I've been thinking about a commercial audition I had a few weeks ago. We were asked to bring a picture of our kid, if we have one, to the casting. Since I don't have children, I arrived without a photo in hand. From past experience, I know this isn't a big deal. Sans photo, they will ask if I'm good with children (or at least not allergic) and move the audition along. Honestly, I could bring a picture of someone else's child, but there's really no point. If I'm cast, they'll hire a precious little, mini-afro girl to be my offspring for the day.
After waiting a few minutes, three of us are called into the casting room. Sandwiched between two woman, I line up shoulder to shoulder in front of the camera. The usual process takes place: slate, profile and back to camera.
"Do you have kids? Did you bring a picture?" The camera guy asks.
The woman to my right, lady one, grabs two photos from her purse. The woman to my left, lady two, gets her iPhone.
Waiting for them to gather their snapshots, the camera operator looks at me, "You must feel like a loser."
The room is silent. Wait, is asking me if I feel like a loser because I don't have a photo or a kid? Maybe I didn't hear him correctly. I sneak a peek at lady one; she has a horrified look on her face. I search my brain for an appropriate response.
"She's lucky; she's free to do whatever she wants." Lady one responds for me and gives me a wink. Awkward moment has passed. Thank you lady one.
Continuing with the audition, lady one shares a photo of her adorable, pink cheeked daughter on the first day of kindergarten wearing a bright, colorful dress. I'm up next. I listen for my instructions.
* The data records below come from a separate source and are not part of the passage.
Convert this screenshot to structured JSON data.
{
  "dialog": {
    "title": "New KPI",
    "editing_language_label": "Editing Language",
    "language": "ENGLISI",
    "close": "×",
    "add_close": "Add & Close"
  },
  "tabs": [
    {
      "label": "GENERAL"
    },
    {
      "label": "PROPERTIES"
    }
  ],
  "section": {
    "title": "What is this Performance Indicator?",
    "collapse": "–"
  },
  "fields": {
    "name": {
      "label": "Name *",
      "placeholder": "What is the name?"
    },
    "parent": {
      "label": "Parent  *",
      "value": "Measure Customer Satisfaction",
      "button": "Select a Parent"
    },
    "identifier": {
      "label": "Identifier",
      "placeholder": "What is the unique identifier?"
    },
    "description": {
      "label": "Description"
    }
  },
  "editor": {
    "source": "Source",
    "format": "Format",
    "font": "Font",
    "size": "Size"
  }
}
"Man, you must really feel like a loser." He says (again).
I smile and reply, "Like she said, I'm free to do what I want when I want. I'm okay with that." I'm not sure my smile came off as sweetly as intended.
"I'm just kidding," he responds nonchalantly moving his attention to next person.
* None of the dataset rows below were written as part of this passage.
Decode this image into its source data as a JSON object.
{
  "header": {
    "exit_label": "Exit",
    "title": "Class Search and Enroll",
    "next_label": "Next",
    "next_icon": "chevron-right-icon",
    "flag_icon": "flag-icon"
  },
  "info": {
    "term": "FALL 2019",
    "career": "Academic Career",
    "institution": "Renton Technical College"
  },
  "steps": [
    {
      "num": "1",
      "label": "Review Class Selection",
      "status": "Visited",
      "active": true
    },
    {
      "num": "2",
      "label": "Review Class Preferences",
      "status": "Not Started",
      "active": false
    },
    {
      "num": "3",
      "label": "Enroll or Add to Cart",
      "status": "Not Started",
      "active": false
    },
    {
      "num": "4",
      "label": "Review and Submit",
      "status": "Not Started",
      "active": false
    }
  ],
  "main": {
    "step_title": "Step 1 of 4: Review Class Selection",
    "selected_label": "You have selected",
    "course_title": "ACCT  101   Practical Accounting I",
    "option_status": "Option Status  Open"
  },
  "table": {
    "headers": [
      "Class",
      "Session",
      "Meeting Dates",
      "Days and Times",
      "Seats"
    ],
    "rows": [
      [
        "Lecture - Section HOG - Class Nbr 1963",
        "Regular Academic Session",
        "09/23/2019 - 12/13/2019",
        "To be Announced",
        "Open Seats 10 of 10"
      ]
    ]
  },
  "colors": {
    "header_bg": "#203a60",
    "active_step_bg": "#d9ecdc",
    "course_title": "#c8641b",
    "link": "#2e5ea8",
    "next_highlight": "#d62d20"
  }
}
Lady two flashes an iPhone picture of her teenage daughter. We follow the remainder of the directions, finish the audition and are excused.
I understand society believes at my age I should already have children. What I don't get is why it tries to make women feel less than because they don't. With that said--
Dear Mr. Camera Guy,
I look forward to the day my adorable, little-afro babies throw Cheerios from their high chair, run around like maniacs and melt my heart with their smiles. No, I don't feel like a loser because they're not here to do so today. I'm grateful for the opportunites I have, the choices I've made and the path I'm on. I live a full life and look forward to teaching my children to do the same.